If you are sooo worried about latency, maybe TCP is a bad choice to start with… I hate to see people using TCP for all, without the minimal understanding of what problems TCP wants to solve, and specially which dont.

  • TCP solves for “when i send a message i want the other side to actually receive it” which is…fairly common

    • tcp enforces a much stricter ordering than desirable (head of line blocking). quic does a much better job of emulating a stream of independent tasks.

This sounds like the root of my vncviewer / server interaction bugs i experience with some vnc viewer/server combo’s between ubuntu linux and freebsd… (tight/tiger)

Here is the thing. Nagle's and the delayed ACK may suck for individual app performance, but fewer packets on the network is better for the entire network.

Is this something I should also adjust on my personal Ubuntu machine for better network performance?

Use UDP ;)

  • Too many applications end up reinventing TCP or SCTP in user-space. Also, network-level QoS applied to unrecognized UDP protocols typically means it gets throttled before TCP. Use UDP when nothing else will work, when the use-case doesn't need a persistent connection, and when no other messaging or transport library is suitable.

>To make a clearer case, let’s turn back to the justification behind Nagle’s algorithm: amortizing the cost of headers and avoiding that 40x overhead on single-byte packets. But does anybody send single byte packets anymore?

That is a bit of a strawman there. While he uses single byte packets as the worst case example, the issue as stated is any not full packet.

Apropos repost from 2015:

> That still irks me. The real problem is not tinygram prevention. It's ACK delays, and that stupid fixed timer. They both went into TCP around the same time, but independently. I did tinygram prevention (the Nagle algorithm) and Berkeley did delayed ACKs, both in the early 1980s. The combination of the two is awful. Unfortunately by the time I found about delayed ACKs, I had changed jobs, was out of networking, and doing a product for Autodesk on non-networked PCs.

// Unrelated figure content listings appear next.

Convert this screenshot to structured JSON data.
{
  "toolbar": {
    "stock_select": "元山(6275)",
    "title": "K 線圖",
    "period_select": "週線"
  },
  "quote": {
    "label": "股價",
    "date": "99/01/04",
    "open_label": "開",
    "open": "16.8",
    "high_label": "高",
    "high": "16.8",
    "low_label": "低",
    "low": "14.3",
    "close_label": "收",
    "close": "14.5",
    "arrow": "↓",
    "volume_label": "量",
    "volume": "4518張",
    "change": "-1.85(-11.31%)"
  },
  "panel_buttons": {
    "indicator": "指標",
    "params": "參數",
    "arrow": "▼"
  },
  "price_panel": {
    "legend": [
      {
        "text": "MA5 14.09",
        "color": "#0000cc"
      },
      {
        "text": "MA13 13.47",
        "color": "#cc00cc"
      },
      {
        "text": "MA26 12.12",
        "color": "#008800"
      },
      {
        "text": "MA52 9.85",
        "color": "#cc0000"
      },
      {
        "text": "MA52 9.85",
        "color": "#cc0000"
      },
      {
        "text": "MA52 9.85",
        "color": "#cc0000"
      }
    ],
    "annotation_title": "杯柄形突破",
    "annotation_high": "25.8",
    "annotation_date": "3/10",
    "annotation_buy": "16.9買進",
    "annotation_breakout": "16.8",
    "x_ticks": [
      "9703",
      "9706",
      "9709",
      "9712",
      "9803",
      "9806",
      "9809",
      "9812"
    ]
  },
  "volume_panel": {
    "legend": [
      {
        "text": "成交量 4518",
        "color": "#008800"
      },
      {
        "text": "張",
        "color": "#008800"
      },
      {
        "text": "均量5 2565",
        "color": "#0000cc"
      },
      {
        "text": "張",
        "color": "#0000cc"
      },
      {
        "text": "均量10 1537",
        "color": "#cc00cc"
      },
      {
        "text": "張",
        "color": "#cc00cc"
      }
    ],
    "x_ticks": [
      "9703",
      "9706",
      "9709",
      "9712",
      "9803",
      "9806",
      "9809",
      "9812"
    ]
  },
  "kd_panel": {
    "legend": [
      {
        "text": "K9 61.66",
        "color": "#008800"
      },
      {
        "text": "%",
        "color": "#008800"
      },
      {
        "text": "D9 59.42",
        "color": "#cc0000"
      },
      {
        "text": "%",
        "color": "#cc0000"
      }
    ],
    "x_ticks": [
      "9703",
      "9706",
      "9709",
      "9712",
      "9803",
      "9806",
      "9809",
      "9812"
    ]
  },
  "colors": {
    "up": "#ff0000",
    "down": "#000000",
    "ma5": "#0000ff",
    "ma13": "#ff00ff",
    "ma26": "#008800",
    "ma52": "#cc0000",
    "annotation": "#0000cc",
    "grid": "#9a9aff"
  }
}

> Delayed ACKs are a win only in certain circumstances - mostly character echo for Telnet. (When Berkeley installed delayed ACKs, they were doing a lot of Telnet from terminal concentrators in student terminal rooms to host VAX machines doing the work. For that particular situation, it made sense.) The delayed ACK timer is scaled to expected human response time. A delayed ACK is a bet that the other end will reply to what you just sent almost immediately. Except for some RPC protocols, this is unlikely. So the ACK delay mechanism loses the bet, over and over, delaying the ACK, waiting for a packet on which the ACK can be piggybacked, not getting it, and then sending the ACK, delayed. There's nothing in TCP to automatically turn this off. However, Linux (and I think Windows) now have a TCP_QUICKACK socket option. Turn that on unless you have a very unusual application.

> Turning on TCP_NODELAY has similar effects, but can make throughput worse for small writes. If you write a loop which sends just a few bytes (worst case, one byte) to a socket with "write()", and the Nagle algorithm is disabled with TCP_NODELAY, each write becomes one IP packet. This increases traffic by a factor of 40, with IP and TCP headers for each payload. Tinygram prevention won't let you send a second packet if you have one in flight, unless you have enough data to fill the maximum sized packet. It accumulates bytes for one round trip time, then sends everything in the queue. That's almost always what you > want. If you have TCP_NODELAY set, you need to be much more aware of buffering and flushing issues.

> None of this matters for bulk one-way transfers, which is most HTTP today. (I've never looked at the impact of this on the SSL handshake, where it might matter.)

> Short version: set TCP_QUICKACK. If you find a case where that makes things worse, let me know.